Job’s friends begin at the other side of the argument, their premise is that God is just, therefore God runs the world according to justice. Both statements are, of course true. Their conclusion then is that Job must have sinned.

 Both sides of the debate begin with two true points, Job is innocent, his suffering is not a punishment, God is just, and God does run the world according to justice. But both parties also reach incorrect conclusions, God does run the world according to justice, God is Just and Job did not sin.

 After all the debates that make up most of the book of Job there remains no clear answer. Why do the righteous suffer?

 Job was in such pain that if he could, he would have taken God to court to plead his case. But he recognized hat he would need a mediator with authority over God. Given this impossibility, Job felt alone and powerless. But God had not abandoned Job. Contrary to Job’s feelings about his circumstances, God was still near to him and listening. God would eventually prove His presence to Job when He reveals Himself in great power (Job 38-40) and demonstrates beyond doubt that God had not abandoned him.

 Job, a mere mortal, knows that he would be the loser if he were to attempt to confront God’s charges as an accused might confront his accusers in a court of law. He longs for a mediator, someone whom both parties to such a lawsuit would accept as a neutral figure. This mediator would bring both parties together and protect Job from the terror of God’s wrath. Then Job would be able to present his case without fear of Him, but in the current circumstances he dare not do so. Job’s longing for a mediator takes on addition resonance when we think of Paul’s words, "For there is only one God and one Mediator who can reconcile God and humanity--the man Christ Jesus." {1 Timothy 2:5 NLT}. Job longs to be able to defend himself but as believers we have no need to do this, our eternal mediator intercedes with God on our behalf. That is why we can approach God confidently without fear. The Holy Spirit also intercedes for God’s people in accordance with the will of God. Job lamented the rapidly passing days of his life fearing that God would continue to punish him no matter what he did. Job ruled out other possible responses as futile, he recognized the vast gap between God’s holiness and man’s sin. He longed for someone to mediate his case impartially. The book’s treatment of this desire on the part of Job reveals the need and anticipates the solution for a perfect mediator between God and man, the Lord Jesus Christ.

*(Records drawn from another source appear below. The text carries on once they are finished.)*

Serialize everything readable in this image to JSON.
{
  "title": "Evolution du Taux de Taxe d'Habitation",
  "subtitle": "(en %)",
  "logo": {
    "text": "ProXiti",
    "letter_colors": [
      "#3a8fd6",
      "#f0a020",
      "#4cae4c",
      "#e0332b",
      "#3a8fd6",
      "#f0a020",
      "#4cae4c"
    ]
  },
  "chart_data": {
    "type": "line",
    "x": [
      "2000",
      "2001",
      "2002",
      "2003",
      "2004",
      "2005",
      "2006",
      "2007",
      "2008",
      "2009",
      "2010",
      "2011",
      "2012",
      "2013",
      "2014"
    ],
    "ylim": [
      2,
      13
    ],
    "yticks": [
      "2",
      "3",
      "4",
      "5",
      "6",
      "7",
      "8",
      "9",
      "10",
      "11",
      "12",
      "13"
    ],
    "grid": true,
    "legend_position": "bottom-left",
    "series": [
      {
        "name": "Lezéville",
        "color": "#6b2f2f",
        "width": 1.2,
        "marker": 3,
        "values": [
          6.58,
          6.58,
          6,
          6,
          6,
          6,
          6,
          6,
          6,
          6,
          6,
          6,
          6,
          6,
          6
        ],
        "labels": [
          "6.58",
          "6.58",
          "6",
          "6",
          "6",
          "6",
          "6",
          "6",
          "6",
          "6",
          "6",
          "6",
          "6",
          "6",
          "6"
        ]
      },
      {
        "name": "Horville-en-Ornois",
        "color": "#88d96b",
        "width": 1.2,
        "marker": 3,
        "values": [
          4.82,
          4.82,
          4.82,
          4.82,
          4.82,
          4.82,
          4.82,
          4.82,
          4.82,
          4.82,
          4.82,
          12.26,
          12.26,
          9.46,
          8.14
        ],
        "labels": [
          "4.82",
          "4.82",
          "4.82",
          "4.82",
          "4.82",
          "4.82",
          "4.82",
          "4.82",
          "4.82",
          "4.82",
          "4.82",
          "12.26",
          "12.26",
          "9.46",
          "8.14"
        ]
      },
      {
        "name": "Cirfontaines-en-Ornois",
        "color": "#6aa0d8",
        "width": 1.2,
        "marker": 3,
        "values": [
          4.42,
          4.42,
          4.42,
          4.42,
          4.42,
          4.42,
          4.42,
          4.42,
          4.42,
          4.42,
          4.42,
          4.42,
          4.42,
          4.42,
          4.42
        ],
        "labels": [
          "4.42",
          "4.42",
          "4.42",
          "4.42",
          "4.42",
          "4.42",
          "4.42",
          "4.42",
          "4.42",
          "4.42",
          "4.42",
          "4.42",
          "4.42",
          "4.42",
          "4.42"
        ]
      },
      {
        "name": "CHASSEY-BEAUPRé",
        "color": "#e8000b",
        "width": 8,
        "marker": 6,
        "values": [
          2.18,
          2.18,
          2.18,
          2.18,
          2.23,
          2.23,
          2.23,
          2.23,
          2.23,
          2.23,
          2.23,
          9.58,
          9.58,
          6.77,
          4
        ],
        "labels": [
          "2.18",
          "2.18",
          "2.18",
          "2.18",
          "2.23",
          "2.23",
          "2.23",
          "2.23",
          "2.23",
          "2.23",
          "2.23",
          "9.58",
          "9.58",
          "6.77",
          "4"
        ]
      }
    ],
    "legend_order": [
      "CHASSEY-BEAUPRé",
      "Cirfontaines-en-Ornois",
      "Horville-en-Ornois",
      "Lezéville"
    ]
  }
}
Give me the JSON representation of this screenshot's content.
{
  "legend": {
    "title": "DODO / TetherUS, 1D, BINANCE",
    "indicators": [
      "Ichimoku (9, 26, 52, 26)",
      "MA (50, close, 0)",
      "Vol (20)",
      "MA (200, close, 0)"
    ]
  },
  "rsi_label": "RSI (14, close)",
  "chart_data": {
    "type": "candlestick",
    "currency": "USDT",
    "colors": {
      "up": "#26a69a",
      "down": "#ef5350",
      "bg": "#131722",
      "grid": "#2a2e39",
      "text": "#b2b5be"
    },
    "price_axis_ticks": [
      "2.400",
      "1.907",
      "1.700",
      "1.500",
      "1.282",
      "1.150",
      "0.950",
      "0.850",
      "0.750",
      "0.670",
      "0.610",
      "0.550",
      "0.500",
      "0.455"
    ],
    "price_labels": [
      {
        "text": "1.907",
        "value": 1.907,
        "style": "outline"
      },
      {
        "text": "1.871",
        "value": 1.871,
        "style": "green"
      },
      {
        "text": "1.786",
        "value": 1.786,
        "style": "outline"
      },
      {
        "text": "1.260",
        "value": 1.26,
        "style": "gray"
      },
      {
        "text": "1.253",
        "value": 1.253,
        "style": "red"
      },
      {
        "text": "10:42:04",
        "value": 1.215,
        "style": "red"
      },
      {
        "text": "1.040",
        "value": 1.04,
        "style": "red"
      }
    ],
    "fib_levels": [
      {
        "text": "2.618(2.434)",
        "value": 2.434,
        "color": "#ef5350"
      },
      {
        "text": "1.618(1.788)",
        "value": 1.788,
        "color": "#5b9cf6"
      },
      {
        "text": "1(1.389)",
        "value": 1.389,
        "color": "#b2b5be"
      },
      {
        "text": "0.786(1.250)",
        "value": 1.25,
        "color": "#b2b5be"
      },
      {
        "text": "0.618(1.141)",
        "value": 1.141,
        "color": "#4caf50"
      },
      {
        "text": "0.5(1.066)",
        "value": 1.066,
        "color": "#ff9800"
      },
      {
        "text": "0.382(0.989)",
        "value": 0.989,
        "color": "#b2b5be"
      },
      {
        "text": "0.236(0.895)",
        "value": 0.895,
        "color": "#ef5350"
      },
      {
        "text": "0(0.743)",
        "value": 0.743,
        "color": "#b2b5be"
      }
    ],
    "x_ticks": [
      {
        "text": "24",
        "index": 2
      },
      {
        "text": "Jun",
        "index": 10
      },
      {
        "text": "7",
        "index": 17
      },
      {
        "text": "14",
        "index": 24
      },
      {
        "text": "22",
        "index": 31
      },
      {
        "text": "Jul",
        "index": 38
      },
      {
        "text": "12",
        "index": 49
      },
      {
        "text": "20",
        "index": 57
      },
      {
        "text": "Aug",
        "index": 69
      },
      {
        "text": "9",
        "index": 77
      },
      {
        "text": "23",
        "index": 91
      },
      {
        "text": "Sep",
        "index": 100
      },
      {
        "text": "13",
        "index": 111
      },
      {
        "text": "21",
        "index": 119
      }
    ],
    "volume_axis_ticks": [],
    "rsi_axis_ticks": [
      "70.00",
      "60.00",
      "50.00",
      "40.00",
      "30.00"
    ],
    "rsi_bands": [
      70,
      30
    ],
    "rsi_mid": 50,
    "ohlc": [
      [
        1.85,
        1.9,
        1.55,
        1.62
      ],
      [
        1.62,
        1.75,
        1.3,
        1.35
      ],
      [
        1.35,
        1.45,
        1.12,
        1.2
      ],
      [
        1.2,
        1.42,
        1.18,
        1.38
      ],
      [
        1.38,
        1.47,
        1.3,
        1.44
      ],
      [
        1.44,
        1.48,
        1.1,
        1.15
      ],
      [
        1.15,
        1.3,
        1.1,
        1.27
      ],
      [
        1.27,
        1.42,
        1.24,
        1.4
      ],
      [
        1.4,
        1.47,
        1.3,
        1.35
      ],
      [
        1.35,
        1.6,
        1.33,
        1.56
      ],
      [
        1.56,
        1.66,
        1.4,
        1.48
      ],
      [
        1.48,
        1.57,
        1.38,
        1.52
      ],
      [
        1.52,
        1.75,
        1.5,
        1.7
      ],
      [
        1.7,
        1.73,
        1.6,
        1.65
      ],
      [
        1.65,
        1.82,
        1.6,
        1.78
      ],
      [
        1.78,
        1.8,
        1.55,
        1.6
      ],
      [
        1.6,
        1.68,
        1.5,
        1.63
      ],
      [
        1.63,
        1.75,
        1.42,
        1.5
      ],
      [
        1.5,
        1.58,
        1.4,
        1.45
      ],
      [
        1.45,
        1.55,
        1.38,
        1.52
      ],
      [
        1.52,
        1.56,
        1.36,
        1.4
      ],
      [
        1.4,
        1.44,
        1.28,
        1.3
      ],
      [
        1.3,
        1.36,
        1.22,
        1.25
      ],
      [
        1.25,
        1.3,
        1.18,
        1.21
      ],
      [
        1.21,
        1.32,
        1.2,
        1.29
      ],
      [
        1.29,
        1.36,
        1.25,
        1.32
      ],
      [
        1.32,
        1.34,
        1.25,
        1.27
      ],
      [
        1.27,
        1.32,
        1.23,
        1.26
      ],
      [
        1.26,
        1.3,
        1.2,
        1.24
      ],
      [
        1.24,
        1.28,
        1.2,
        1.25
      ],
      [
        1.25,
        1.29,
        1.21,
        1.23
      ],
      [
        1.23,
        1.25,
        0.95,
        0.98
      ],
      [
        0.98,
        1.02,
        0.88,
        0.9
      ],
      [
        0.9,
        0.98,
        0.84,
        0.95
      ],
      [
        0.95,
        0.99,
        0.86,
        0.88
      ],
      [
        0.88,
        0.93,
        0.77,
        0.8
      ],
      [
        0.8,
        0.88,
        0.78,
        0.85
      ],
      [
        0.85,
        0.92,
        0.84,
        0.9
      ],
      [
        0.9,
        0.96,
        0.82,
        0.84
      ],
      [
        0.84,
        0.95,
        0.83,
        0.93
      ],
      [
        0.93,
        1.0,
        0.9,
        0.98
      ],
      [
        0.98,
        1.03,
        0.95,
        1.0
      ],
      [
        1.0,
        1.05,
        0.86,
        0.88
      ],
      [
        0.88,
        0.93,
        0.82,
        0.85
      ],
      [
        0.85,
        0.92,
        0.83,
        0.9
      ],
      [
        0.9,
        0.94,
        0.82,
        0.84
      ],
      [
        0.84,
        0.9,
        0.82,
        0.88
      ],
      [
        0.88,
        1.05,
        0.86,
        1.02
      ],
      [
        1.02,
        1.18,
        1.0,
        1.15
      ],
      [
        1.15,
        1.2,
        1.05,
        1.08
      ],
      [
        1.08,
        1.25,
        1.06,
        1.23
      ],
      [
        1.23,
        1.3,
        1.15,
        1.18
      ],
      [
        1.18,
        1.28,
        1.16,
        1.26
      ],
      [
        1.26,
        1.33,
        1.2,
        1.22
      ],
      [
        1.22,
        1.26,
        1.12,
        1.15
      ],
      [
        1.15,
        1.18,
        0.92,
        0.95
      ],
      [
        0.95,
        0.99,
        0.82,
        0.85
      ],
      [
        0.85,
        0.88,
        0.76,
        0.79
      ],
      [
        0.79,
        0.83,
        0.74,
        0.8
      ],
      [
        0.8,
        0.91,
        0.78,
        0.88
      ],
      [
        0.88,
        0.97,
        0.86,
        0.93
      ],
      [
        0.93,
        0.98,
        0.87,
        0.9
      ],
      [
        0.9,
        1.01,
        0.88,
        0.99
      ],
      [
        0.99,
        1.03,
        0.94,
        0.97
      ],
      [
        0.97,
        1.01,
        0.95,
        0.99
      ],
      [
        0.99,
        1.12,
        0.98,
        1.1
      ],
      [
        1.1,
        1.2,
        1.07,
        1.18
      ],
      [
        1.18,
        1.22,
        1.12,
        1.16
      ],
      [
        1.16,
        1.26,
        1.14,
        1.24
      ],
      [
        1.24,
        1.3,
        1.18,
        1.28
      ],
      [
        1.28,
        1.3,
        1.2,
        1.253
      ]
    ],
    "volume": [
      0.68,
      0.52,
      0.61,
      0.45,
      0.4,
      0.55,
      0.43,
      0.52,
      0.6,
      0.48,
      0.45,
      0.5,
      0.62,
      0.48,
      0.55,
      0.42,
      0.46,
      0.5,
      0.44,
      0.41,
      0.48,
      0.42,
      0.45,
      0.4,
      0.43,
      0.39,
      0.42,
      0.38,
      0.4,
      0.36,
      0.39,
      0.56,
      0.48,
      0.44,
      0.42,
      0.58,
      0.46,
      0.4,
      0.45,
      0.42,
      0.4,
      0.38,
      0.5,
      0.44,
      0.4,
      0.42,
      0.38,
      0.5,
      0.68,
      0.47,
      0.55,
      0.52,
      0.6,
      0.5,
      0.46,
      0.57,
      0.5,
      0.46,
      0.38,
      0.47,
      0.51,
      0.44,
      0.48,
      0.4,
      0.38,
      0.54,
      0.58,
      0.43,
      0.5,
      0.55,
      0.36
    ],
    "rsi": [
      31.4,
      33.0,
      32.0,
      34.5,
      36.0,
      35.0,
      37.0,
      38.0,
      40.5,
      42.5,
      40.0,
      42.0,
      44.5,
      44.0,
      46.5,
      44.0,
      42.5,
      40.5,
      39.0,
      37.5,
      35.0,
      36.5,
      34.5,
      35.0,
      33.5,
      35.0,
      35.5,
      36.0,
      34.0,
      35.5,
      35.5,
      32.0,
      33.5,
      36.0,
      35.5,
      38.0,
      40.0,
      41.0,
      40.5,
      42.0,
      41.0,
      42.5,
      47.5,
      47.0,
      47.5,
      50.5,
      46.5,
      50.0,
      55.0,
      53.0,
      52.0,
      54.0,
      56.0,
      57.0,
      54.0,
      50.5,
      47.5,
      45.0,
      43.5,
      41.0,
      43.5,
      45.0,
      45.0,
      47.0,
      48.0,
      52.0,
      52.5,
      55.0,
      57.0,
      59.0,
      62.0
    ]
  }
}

 God has proven His presence in our lives in an even greater way by providing the mediator Job longed for to bridge the gap between sinful man and holy God, His Son Christ Jesus who took on flesh. Fully God and fully man, He lived the perfect, sinless life we could not live, died the death we deserve to die, and rose from the grave conquering sin and death. Jesus is our great mediator who intercedes on our behalf and through His suffering He has brought us to the Father. And through the gift of the Holy Spirit God walks with us in our suffering today.

 We need to recognize that no amount of suffering can separate us from the love of God. We can endure knowing that all suffering has the purpose of sanctifying us to make us more like Christ. We can display the love of God to the world through our suffering by remembering that our outward circumstances cannot change our inward communion with God through the power and presence of the Holy Spirit.